If you are sitting in that spot you probably have little control or influence over corporate strategy, the strategy for the change rollout (if there really is one), the ownership of the initiative, the accountability of leadership tied to the initiative or overall timing. If you are interested in doing things “right” you are in for a long haul.

What you might want to try is to be influential, make a difference, in the speed and acceptance of the change. At its core that is what CM is about. So you are simply leveraging your core competency.

Some suggestions:

  • Strip away extras (that suck up budget) like readiness assessments
  • Focus on descriptions of a changed environment rather than end states
  • Go with “because” as an answer to why (I know cringe factor there) and be helpful and available
  • Communicate context to the timeline (rather than the strategic bigger picture)
  • Accept that CM can be a project management add on and then practice CM (reach out to leaders, mentor, distribute supporting information to grow awareness, illustrate cross functional collaboration, etc)

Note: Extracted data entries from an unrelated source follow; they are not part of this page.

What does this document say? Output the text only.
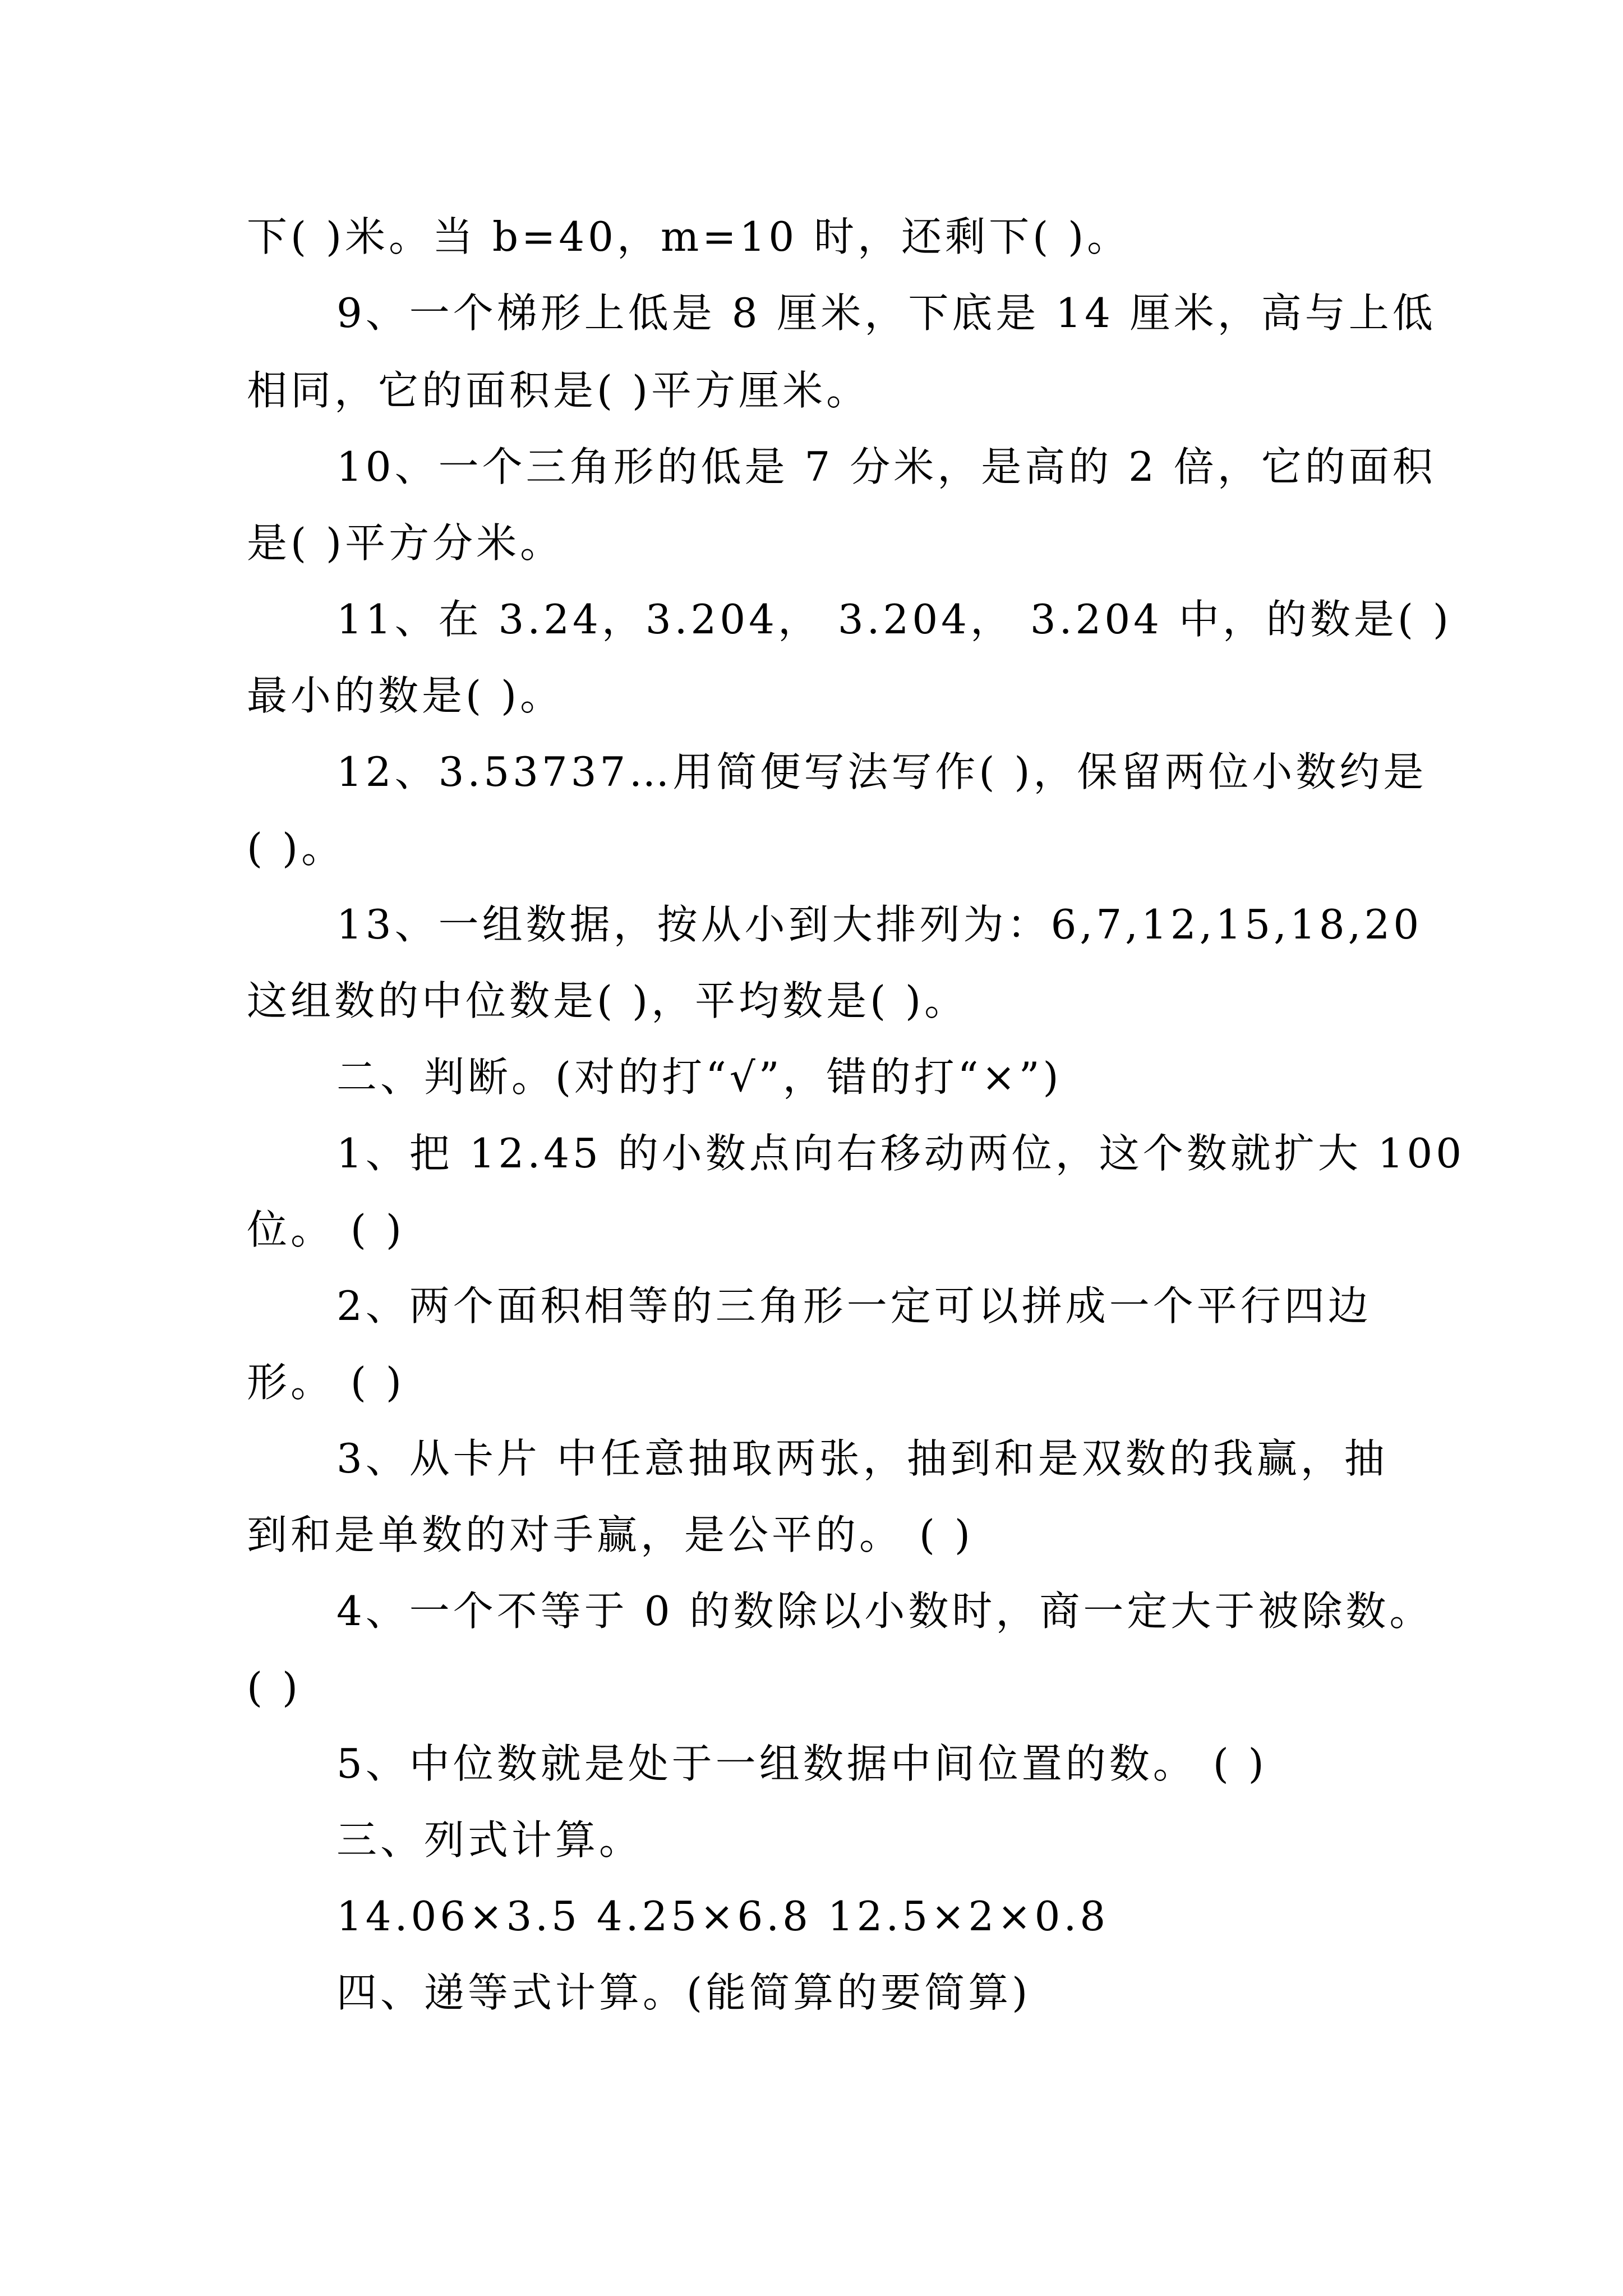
下( )米。当 b=40，m=10 时，还剩下( )。
9、一个梯形上低是 8 厘米，下底是 14 厘米，高与上低
相同，它的面积是( )平方厘米。
10、一个三角形的低是 7 分米，是高的 2 倍，它的面积
是( )平方分米。
11、在 3.24，3.204， 3.204， 3.204 中，的数是( )
最小的数是( )。
12、3.53737…用简便写法写作( )，保留两位小数约是
( )。
13、一组数据，按从小到大排列为：6,7,12,15,18,20
这组数的中位数是( )，平均数是( )。
二、判断。(对的打“√”，错的打“×”)
1、把 12.45 的小数点向右移动两位，这个数就扩大 100
位。 ( )
2、两个面积相等的三角形一定可以拼成一个平行四边
形。 ( )
3、从卡片 中任意抽取两张，抽到和是双数的我赢，抽
到和是单数的对手赢，是公平的。 ( )
4、一个不等于 0 的数除以小数时，商一定大于被除数。
( )
5、中位数就是处于一组数据中间位置的数。 ( )
三、列式计算。
14.06×3.5 4.25×6.8 12.5×2×0.8
四、递等式计算。(能简算的要简算)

Part of the reason CM is approached the way it is with most models and most organizations is because of the thrown in the middle pattern. Initially the idea of CM was to speed along projects. It had an “insertion” basis and so the gurus developed models to address that client need.

Things have changed; stakeholders get it and expect more.

Organizations made up of lots of people and lots of group think move slowly on the change scale.

I am beginning to think that to push that boat takes organic change management in the middle, with leaders, with new employees added to each and every change and operational tweak. If speed is the final measure then addressing that first and making a difference on a smaller scale may be the light for tackling the bigger, wider change as a web approach.